Joe Raedle/Getty Images
A sign at the Miami International Airport shows cancelled flights after American Airlines initially grounded its Boeing 737 Max planes in March.
Updated at 8:30 p.m. ET
With American Airlines joining United in pulling 737 Max planes from their schedules and cancelling flights into early November, many travel industry observers are bracing for the next shoe to drop: higher priced fares and cancelled flights for the Thanksgiving and Christmas holidays season.
American Airlines announced Monday it is pulling the 737 Max from its schedule through Nov. 2, canceling about 115 flights per day. American reported last week that the Max grounding has already cost the airline $185 million in lost revenue.
United Airlines, the second largest U.S. airline in passenger volume, said Friday it would cancel flights through Nov. 3. That's 2,100 flights in September and another 2,900 flights in October because 14 of its 737 Max jets are grounded.

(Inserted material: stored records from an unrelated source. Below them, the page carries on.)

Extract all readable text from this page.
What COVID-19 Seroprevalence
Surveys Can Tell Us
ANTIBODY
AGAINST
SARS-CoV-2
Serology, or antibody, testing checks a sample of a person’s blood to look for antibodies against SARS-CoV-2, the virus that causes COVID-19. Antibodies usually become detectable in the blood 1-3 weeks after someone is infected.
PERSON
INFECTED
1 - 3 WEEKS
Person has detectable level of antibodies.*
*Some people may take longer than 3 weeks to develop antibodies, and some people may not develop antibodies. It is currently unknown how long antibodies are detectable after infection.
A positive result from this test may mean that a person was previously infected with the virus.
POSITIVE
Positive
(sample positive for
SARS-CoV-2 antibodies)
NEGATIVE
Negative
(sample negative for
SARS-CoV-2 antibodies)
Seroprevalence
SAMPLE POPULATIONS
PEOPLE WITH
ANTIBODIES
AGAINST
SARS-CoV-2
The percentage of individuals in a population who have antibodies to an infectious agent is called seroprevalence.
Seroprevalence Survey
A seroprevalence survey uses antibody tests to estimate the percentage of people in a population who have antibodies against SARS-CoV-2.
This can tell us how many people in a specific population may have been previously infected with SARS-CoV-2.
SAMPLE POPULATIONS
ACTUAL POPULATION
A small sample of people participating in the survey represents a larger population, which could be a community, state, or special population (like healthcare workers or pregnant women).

The Federal Aviation Administration found a new problem in Boeing's Max plane last month, so it will like be several more months before the company develops a fix and the troubled plane is certified to fly passengers again.
The FAA and its global counterparts ordered all 737 Max planes grounded in March, after an Ethiopian Airlines jet crashed shortly after taking off, killing all 157 people on board. It was the second deadly 737 Max plane crash in less than five months. A Lion Jet 737 Max plunged into the Java Sea off the coast of Indonesia in October under strikingly similar circumstances, killing all 189 people on board that plane.